O presidente dos Estados Unidos, Donald Trump, anunciou na terça-feira um acordo de cessar-fogo de duas semanas com o Irã, estendendo as negociações para encerrar a guerra se o país concordar em reabrir o Estreito de Hormuz. O acordo de última hora foi fechado pouco antes do prazo das 20h (horário do leste dos EUA) que Trump havia estabelecido na manhã de terça, quando ameaçou que "toda uma civilização morrerá esta noite, nunca mais será trazida de volta" se o governo iraniano não abrisse o estreito.
O Estreito de Hormuz é uma via marítima crucial entre o Irã e Omã, por onde passa uma parcela significativa do petróleo e gás do mundo. O anúncio ocorre após um mês de guerra que produziu o maior choque de oferta da história no mercado global de petróleo, fazendo os preços dos combustíveis dispararem.
Análises apontam para cenário de incerteza
Especialistas em política externa e mercados de energia reagiram ao acordo com cautela. Charles Bishop, chefe de pesquisa de política global da Signum Global Advisors, escreveu em nota de pesquisa que "nossa base de cenário permanece, por enquanto, que o presidente Trump provavelmente está ganhando tempo antes de uma ofensiva maior, em vez de 'genuinamente' concordar em terminar a guerra nos termos do Irã".
Bishop argumenta que é mais provável que Trump estivesse buscando desescalar o conflito e acalmar os mercados, e não que tenha se tornado subitamente "confortável" com a ideia de o Irã ter poder de veto de longo prazo sobre o Estreito de Hormuz. "Se isso se provará verdade determinará se hoje marca o início do fim da guerra, ou um mero atraso em uma escalada futura", escreveu o analista.
Impacto imediato nos preços da energia
No mercado de combustíveis, Patrick De Haan, chefe de análise de petróleo da GasBuddy, projetou em uma publicação no Bluesky que, com base nos mercados atuais, "os preços da gasolina poderiam começar a cair nacionalmente em 48 horas ou mais - alguns centavos a cada dia".
"Os preços do diesel podem atrasar um pouco - mas da forma como as coisas estão agora, o diesel NÃO deve mais atingir um recorde", escreveu De Haan. "A média nacional da gasolina pode cair abaixo de US$ 4 em ~1-2 semanas, diesel >US$ 5 em 6-8 semanas." Ele alertou, no entanto, que os "próximos dias verão volatilidade enquanto EUA/Irã e outras partes negociam".
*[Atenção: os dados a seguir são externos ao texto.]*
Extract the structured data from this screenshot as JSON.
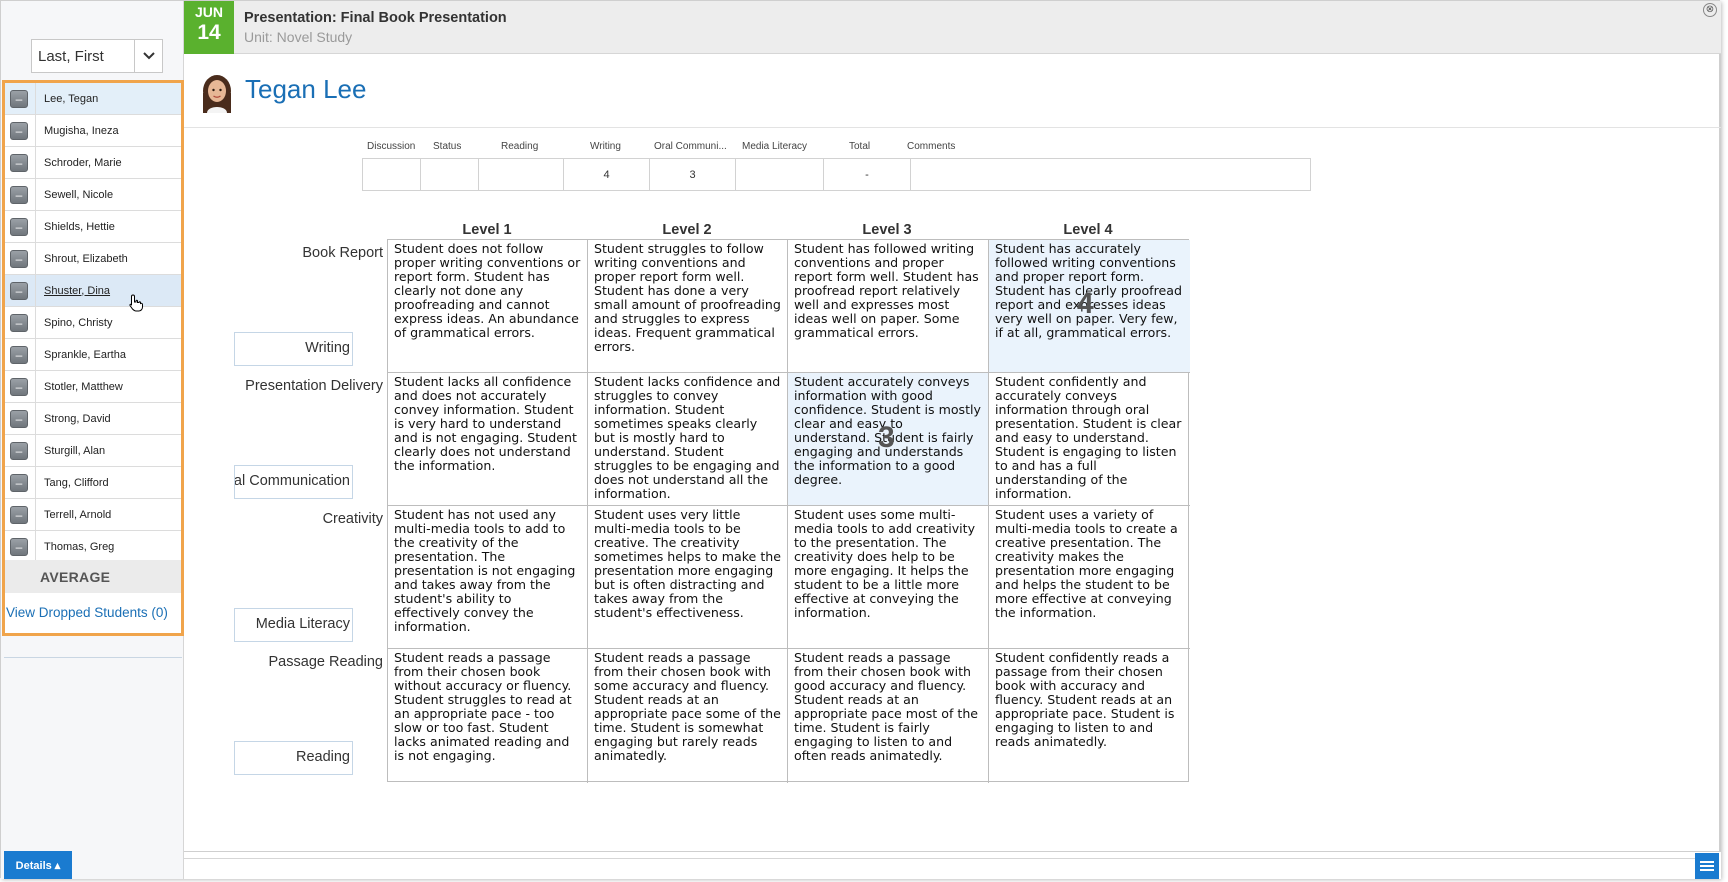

Condição crítica para o sucesso do cessar-fogo
Joe Kent, ex-diretor do Centro Nacional de Contraterrorismo dos EUA que renunciou ao cargo em março por se opor à guerra com o Irã, falou em um vídeo no X na terça-feira à noite. Ele afirmou que, para o cessar-fogo ser eficaz, é "absolutamente crítico" que os EUA removam seu apoio militar ofensivo a Israel para evitar que a nação continue a atacar o Irã e viole os termos do acordo.
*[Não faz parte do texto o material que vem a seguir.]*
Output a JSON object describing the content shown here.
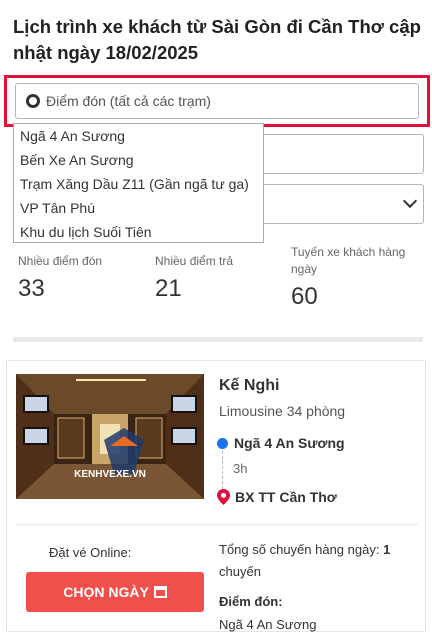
{
  "page": {
    "title": "Lịch trình xe khách từ Sài Gòn đi Cần Thơ cập nhật ngày 18/02/2025"
  },
  "pickup": {
    "placeholder": "Điểm đón (tất cả các trạm)",
    "options": [
      "Ngã 4 An Sương",
      "Bến Xe An Sương",
      "Trạm Xăng Dầu Z11 (Gần ngã tư ga)",
      "VP Tân Phú",
      "Khu du lịch Suối Tiên"
    ]
  },
  "stats": [
    {
      "label": "Nhiều điểm đón",
      "value": "33"
    },
    {
      "label": "Nhiều điểm trả",
      "value": "21"
    },
    {
      "label": "Tuyến xe khách hàng ngày",
      "value": "60"
    }
  ],
  "card": {
    "image_watermark": "KENHVEXE.VN",
    "operator": "Kế Nghi",
    "bus_type": "Limousine 34 phòng",
    "from": "Ngã 4 An Sương",
    "duration": "3h",
    "to": "BX TT Cần Thơ",
    "book_label": "Đặt vé Online:",
    "choose_button": "CHỌN NGÀY",
    "trips_label": "Tổng số chuyến hàng ngày:",
    "trips_count": "1",
    "trips_unit": "chuyến",
    "pickup_title": "Điểm đón:",
    "pickup_value": "Ngã 4 An Sương"
  },
  "colors": {
    "highlight": "#e0103a",
    "button": "#f0504b",
    "from_dot": "#1a73e8",
    "pin": "#e0103a"
  }
}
Kent disse que os EUA estão "à beira" de poder consertar a crise de oferta de energia causada pela guerra. No entanto, ele alertou que é crucial ter em mente que o objetivo estratégico de Israel de derrubar o governo iraniano "trabalha contra" as tentativas do governo americano de intermediar a paz. "Temos que entender que não há solução militar para o conflito agora", disse Kent, acrescentando que a ação militar dos EUA até agora desestabilizou a região, fortaleceu o governo iraniano e ameaçou o fornecimento de energia.
O Irã sinalizou passagem segura pelo Estreito de Hormuz por duas semanas. No momento do anúncio, os preços do petróleo caíam significativamente, o que pode levar os aumentos nos preços da gasolina a desaparecerem nas próximas 48 horas antes que as quedas comecem, segundo análise de De Haan.